With that well-secured bond of trust, each can soar to new heights with the reciprocal action of the other.
But without that bond of trust linking these partners, one can come quickly crashing down when the other simply steps off the SeeSaw and walks away. At the wrong time.
And does the other wrong.
That’s why the most trusting leaders always FIRST discern the consequences of their own actions on another. Then they project those behaviors on to themselves with a greater sense of emotional intelligence. Indeed the most trusting leaders FIRST see themselves in the other person’s shoes.
After all, it takes two to dance the Tango of Trust. What you give, you get. What you sow, you reap.
No wonder the most trusting leaders focus on seeing EYE-to-EYE with their trusted partners. They see EYE as an insightful acrostic standing for the three-legged stool upon which all trust sits:
E for Experience
E for an Experience that is shared between the two trusting parties. Together they have been battle tested. Together they have been successful, safe and secure. Together they have both trusted and proven trustworthy.
Together they enjoy a high degree of predictability with each other and a strong sense of compatibility. Together they have proven their accountability and their availability. And together these two trusting partners have earned a reputation for being there for each other 24/7. Fully connected.
Y for Yielding
Y for Yielding, yielding control to each other on a regular alternating basis. One is on the ground while the other is hanging on in mid-air and the yield reverses. Up goes down and down goes up.
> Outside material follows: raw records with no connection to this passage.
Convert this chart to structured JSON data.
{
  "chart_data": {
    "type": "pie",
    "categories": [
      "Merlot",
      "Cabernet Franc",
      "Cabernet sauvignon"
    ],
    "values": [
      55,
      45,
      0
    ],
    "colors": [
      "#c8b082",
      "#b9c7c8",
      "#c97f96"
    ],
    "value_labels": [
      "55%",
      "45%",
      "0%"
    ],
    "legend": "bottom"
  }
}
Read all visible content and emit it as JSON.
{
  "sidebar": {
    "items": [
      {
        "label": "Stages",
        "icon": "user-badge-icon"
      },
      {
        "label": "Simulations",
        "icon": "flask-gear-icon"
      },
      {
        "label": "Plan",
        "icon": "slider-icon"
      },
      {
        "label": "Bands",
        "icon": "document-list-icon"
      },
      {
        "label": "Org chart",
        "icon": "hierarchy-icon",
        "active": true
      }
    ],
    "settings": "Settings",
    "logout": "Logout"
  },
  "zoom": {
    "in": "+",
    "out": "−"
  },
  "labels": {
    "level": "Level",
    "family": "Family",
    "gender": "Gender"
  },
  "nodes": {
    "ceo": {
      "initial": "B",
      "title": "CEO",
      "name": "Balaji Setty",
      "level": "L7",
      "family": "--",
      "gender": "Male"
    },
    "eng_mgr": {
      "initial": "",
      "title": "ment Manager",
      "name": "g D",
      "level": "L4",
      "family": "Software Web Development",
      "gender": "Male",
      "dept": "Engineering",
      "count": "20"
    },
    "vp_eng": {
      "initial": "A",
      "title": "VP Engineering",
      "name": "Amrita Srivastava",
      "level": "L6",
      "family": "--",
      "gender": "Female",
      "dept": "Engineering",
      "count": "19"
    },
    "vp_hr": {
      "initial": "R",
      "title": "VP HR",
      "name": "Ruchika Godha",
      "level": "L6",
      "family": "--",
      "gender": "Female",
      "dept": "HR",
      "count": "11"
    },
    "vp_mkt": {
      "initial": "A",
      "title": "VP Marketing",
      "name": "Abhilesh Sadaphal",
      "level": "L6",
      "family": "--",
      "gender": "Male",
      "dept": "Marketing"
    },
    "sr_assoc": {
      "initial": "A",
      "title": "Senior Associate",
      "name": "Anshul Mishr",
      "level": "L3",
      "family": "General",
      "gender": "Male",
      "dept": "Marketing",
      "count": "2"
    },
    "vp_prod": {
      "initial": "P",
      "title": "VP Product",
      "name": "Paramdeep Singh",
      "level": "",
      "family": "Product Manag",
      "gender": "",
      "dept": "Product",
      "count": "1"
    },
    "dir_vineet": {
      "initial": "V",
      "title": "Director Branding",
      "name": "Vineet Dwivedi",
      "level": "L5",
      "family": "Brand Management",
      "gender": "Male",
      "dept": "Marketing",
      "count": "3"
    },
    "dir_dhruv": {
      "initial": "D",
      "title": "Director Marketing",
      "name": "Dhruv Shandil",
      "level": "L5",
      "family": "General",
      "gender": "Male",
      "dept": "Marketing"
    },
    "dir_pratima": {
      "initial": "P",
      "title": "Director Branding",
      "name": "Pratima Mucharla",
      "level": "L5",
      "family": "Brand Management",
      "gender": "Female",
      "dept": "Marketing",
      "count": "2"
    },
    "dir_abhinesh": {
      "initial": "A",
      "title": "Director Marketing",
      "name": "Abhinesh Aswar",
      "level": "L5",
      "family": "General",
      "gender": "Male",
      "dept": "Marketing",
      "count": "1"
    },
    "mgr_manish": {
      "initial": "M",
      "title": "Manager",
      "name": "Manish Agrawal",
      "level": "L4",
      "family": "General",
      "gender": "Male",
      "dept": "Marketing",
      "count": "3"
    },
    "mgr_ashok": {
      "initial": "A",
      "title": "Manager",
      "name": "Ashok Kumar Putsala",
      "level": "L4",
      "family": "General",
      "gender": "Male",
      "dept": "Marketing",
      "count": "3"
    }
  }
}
The resulting vulnerability makes the trusted leaders that much more trusting of each other. In fact leadership shifts back and forth between them. So when one is leading the other is following.
Both the leader and the follower are mutually influential, their leadership passing back and forth between them depending on the task and who has the competency to deal with it.
Significantly, in giving up power to each other on a regular alternating basis empowers them even more. Their alternating control beams even more significantly with the force of an alternating current which carries electricity farther than the more controlling, batteries-required, direct power.
E for Expertise
E for Expertise, a shared sense of know-how and bravura between you and your trusting partner. You are confident in each other’s skills and comfortable in each other’s proverbial arms to perform as expected under deadline pressure. No surprises. No betrayals. No knives in the back.
With their EYE of TRUST well-focused on each other, the two trusting partners dance the Tango of Trust with a greater sense of premise and promise to each other. They mean what they say and they say what they mean. They have an inherent sense of integrity and accountability that others can fully rely on to perform at their personal best BECAUSE of their trusting relationship and trustworthy behaviors.
The more they dance the Tango of Trust, the more they trust each other; the more they dance the Tango of Trust the more they believe in each other, and the more they dance the Tango of Trust the more synergy they generate together.
The Trust Hormone
Sometimes that synergy ignites an added benefit: the Trust Hormone, oxytocin. When you are in a trusting state of mind, your body senses it and naturally produces oxytocin, a hormone that calms and relaxes under the right trusting conditions. That’s why when you fully trust someone you feel more relaxed, more secure, more content.
How do you establish the right trusting conditions? You don’t. You can cultivate it but not orchestrate it. You can fertilize it but not decide to MAKE it grow. Like respect, reputation and love, trust is something you earn over time. From others.
In fact Ken Blanchard and Fred Finch observe in their book, Leading at the Higher Level: “At its best, leadership is a partnership that involves mutual trust between two people who work together to achieve common goals. When that occurs both leader and follower have an opportunity to influence each other.”
No matter how rich you are, you can never have enough financial acumen, enough -creditability- to purchase trust on your own. And no matter how smart you are you will never have enough believability, enough persuasive prowess, enough -credibility -to garner trust on your own.
Trust can only be given to you-if you proven trustworthy. You can’t claim Trust. You can’t appropriate it. You can’t appoint it.
You can only prove yourself worthy of it. You can only dedicate yourself to someone who will anoint you with their trust. Then and only then can you ride together. And confide together.
On the Seesaw of Trust.
Today’s ImproveMINT
Trust in others to keep your leadership thinking in mint condition.